Friday, December 28, 2012

34 Weeks

I'm 34 weeks now. Holy COW!! WHAT!! Just typing that out made my eyeballs pop out of my head.. That means only 6 more weeks until my due date...

I have a few appointments scheduled - January 11, 24, 31 February 7. And an Ultrasound on the 2nd of January. So only 5 more trips to the hospital.. plus birth.

I just had my 33 week appointment yesterday, belly is measuring a little small - 30cm when it should be 34 cm. So they tacked a growth scan to the ultrasound I was already scheduled for on Jan 2 to check the position of the baby. She's been flipping up down and all over the place. She was head down finally two weeks ago but yesterday she was breech again. I knew she'd been flip-flopping in there.

I weigh 150lbs (+31 lbs total)


Sunday, December 23, 2012

33 weeks

Tired and cranky as ever. "Pebbles" dropped down for two days causing me a lot of pain in my back, hips, butt and legs by laying on my nerves. She pulled back yesterday and it feels much better, though it was nice to breathe for two days. Lol.

I'm having trouble sleeping, no doubt due in part by sleeping on a small blow up mattress with hubby. There is noo absorption of movement whatsoever on this thing.
We are grateful however to be in our own house and after 5 more nights I'll have my own bed again.
No clue on weight though last week at the dr I was 147 with clothes and boots on. Next appointment is this Thursday, the 27th.

Tuesday, December 11, 2012

I'm tired

I'm tired of being tired. I'm tired of constant Braxton hicks contractions, pain, fatigue and sleeplessness, mood swings, and smelling everything(like "nose air" who smells nose air!!!).

I'm tired of living out of a duffle bag and doing everyone's laundry every other day wohout fail because if I didn't we would have no clean clothes. I'm tired of the anxiousness I feel and stress of not having a home to live in or a place for my things. I'm tired of putting my child in diapers because all the changes made her totally regress. I'm tired of moving my daughter around and making her sleep in a small and uncomfortable Pac'n'play. I'm tired of living in socks and shoes because the floor in this temporary apartment is too gross to walk around barefoot in. I'm tired of grocery hopping every two days because we anticipate moving out in a days notice. I'm tired of looking at the calendar and seeing 11-10-9-8 weeks until baby comes and still knowing we don't have anything for her if she came while in temporary housing.

I'm tired of knowing no one and having nothing to do all day. I can't register for anything around here without an address. Oh I'm tired of not having an address.

I'm tired of hearing Christmas music because it reminds me that I can't give Emma a proper first Christmas at home.

I'm tired of hearing "you shouldn't do this or that or take it easier!" Because the baby might pop out early. I'm tired of being in pain if I pick up my older daughter for more than two minutes.

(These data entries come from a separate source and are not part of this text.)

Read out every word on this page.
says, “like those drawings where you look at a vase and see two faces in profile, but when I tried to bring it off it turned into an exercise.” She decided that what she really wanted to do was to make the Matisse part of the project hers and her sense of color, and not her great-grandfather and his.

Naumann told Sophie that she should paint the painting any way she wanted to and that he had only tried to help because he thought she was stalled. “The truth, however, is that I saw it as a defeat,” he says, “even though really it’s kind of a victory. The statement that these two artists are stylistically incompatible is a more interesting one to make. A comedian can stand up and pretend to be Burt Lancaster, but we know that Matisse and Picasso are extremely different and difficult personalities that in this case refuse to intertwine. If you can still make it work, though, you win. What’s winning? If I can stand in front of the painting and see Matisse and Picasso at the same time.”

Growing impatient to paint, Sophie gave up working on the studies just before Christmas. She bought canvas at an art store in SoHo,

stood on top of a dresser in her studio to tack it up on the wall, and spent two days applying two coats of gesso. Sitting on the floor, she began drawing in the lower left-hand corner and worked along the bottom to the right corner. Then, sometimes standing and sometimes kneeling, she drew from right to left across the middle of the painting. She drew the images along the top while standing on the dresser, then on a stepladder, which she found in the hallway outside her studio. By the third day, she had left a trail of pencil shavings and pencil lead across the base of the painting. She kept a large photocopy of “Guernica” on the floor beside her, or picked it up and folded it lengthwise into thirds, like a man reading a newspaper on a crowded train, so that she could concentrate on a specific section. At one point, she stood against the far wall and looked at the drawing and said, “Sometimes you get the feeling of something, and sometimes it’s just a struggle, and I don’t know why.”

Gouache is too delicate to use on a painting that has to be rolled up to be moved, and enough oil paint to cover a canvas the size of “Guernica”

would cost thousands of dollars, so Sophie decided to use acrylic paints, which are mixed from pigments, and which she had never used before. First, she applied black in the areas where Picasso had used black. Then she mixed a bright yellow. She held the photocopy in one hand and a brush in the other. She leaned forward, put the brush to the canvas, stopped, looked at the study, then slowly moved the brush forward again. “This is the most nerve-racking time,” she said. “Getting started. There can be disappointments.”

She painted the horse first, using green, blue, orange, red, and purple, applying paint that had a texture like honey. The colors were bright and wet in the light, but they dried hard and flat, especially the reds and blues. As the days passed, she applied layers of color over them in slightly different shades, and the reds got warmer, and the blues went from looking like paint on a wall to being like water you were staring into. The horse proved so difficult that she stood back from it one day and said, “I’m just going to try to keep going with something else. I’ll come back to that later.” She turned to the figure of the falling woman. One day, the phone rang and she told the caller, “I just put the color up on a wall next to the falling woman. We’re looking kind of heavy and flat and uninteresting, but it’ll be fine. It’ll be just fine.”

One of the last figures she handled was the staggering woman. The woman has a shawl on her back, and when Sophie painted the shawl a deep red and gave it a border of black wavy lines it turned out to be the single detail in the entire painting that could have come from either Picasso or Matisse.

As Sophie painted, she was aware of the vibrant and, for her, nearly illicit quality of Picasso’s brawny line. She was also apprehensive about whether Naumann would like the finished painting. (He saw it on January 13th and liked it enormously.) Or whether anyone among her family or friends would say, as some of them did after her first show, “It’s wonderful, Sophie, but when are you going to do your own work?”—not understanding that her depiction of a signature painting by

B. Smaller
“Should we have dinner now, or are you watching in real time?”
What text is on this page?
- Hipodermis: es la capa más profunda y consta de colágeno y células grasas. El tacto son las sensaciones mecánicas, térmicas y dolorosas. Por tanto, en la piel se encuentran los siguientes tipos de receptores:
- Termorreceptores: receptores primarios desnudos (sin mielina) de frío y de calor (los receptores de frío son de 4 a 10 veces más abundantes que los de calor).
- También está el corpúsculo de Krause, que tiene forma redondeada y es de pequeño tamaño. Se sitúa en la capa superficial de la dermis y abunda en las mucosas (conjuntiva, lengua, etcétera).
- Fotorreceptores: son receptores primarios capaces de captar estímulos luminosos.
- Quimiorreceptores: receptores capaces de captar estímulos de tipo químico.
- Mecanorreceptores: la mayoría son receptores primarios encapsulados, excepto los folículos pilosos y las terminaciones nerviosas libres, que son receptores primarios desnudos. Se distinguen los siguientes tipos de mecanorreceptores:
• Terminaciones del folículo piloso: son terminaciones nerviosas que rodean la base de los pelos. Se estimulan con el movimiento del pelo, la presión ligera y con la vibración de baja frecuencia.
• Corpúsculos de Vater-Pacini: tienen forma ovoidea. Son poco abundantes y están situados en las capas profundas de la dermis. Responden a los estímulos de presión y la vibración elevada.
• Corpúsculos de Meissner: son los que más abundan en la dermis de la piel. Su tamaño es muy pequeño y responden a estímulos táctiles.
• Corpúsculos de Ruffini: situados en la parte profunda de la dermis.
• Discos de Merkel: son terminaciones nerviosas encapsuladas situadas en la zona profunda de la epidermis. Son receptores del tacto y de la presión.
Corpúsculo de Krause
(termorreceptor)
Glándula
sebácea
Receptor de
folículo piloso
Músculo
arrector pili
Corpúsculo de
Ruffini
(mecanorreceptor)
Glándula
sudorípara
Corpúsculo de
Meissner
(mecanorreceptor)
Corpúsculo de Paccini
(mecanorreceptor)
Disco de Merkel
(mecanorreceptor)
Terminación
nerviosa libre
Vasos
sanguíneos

I'm tired of being so swollen down there it makes being intimate very difficult and I'm tired of having to pee every five minutes and 3-4 times a night.

I'm just really tired.

Saturday, December 8, 2012

30/31 weeks

I'm 31 weeks today! Most of the stuff is the same as last week. Belly button is out most of the time, which never happened when pregnant with Emma. This baby is in a different position though and possibly bigger!!
Here's my 30 weeks update I wrote and was unable to post:
Thirty weeks and third trimester. I can't believe I'm so far along already and so close to the finish line. It hasn't really hit either of us yet. In fact last night I was laying down looking at my gigantic belly thinking "holy crap I'm pregnant". I know, a little late. I just can't believe we will have two. Watching Emma at the park today brought tears to my eyes. She has grown up so much, so fast. She is so smart and capable- she was climbing the rock wall with no assistance (daddy hovered but didn't help!). I love this stage and I'm not sure I'm ready to go through the newborn stuff all over again.
We aren't prepared at all. How can we be, though? All of our belongings are in storage and we are living in run-down temporary housing!

For me: boy has the sweet tooth kicked in. I love sugar and candy and icecream and CHOCOLATE!!!!
I'm exhausted. If I don't take a nap, it's really just going to be a bad afternoon for everyone. I have major issues sleeping at night and wake up several times a night because I've flipped to my back and can't breathe. I know last time I made a mountain with snoogle and pillows to keep me in place but I don't have that luxury right now.
Nausea and a little feeling of morning sickness is creeping back in but no vomit yet.
I'm anxious about going in to labor again. We will see how it goes. I'm more anxious however about leaving Emma alone when I am at the hospital with someone I haven't even met yet. I just don't know how, who... I'm lost for now. She's my muffin munchkin mooboogooboo snugly butt.

I was on a scale last week and was 141 but haven't seen one since then. I'm huge, though. Blah!